The Opposition parties are to meet Mr Noonan on Monday, and Sinn Féin and Fianna Fáil are expected to request that a report, or an interim report, be published in October.

Sinn Féin leader Gerry Adams described the existing timeframe as “unacceptable” because the Dáil will not be sitting in the period when the final report is due to issue.

“There is also understandable concern that there may be an election called between now and December 31st,” Mr Adams said.

On Wednesday Mr Noonan announced that a commission of investigation was being set up to upgrade the existing inquiry into IBRC’s sale of Siteserv to a company controlled by Denis O’Brien.

As well as IBRC transactions that resulted in a loss of at least €10 million, the commission’s terms of reference include any cases where significant interest rate deals were done with IBRC borrowers on preferential terms.

The terms for the new commission already include issues raised by Ms Murphy in the Dáil last week.
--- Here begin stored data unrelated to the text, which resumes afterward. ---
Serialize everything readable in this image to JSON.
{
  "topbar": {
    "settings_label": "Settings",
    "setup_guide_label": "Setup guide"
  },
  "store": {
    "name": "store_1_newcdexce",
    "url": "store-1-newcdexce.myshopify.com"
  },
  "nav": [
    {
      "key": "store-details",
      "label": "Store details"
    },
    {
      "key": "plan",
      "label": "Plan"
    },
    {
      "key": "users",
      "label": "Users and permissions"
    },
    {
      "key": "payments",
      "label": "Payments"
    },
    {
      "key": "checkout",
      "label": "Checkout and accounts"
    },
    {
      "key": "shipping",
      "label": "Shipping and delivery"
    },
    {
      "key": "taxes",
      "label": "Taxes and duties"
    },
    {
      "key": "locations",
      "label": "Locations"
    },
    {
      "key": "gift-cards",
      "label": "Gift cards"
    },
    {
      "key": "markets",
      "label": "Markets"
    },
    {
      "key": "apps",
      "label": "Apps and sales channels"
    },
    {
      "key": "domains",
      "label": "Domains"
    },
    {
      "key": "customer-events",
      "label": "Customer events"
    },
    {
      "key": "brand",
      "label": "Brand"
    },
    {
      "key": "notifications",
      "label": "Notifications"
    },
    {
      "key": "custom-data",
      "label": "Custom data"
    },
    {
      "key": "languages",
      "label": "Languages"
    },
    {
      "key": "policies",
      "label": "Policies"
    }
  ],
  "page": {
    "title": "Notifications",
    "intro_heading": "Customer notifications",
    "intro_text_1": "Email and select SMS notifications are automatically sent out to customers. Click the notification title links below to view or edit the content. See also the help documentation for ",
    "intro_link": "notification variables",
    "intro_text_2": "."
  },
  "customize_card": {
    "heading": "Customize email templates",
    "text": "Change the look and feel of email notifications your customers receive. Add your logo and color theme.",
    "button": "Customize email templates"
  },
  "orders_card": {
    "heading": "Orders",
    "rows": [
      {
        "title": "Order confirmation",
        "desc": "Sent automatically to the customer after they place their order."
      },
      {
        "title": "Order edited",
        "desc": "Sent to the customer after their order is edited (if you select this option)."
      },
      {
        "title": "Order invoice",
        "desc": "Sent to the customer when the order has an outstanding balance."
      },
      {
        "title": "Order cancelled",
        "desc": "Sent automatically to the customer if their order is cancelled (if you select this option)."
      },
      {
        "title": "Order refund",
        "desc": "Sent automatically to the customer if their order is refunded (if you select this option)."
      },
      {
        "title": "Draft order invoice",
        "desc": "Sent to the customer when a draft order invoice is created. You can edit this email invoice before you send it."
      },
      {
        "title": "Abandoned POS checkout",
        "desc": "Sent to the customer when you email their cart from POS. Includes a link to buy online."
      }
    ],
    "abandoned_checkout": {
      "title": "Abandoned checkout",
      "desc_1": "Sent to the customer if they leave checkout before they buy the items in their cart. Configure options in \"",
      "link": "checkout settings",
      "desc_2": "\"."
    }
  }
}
Fianna Fáil and Sinn Féin yesterday called for the commission to examine corporate governance issues and conflicts of interest as well as the bank’s relationship with the Department of Finance and its loan practices.

Minutes of IBRC board meetings from the time of the Siteserv sale in March 2012 released by the Department of Finance show the total amount written off by the State following the sale of Siteserv was €119 million, some €9 million more than previously estimated.

Fresh correspondence released to The Irish Times under freedom-of-information legislation underline significant tensions between the department and IBRC at the time as well as fundamental disagreements over the management of the bank.

In his first public response to the controversy, Taoiseach Enda Kenny insisted yesterday there was “no evidence of wrongdoing” while saying the commission was the right thing to do.

Both IBRC chairman Alan Dukes and chief executive Mike Aynsley said he was excluded from the Siteserv decision-making process. However, the minutes of the board meeting show he was present.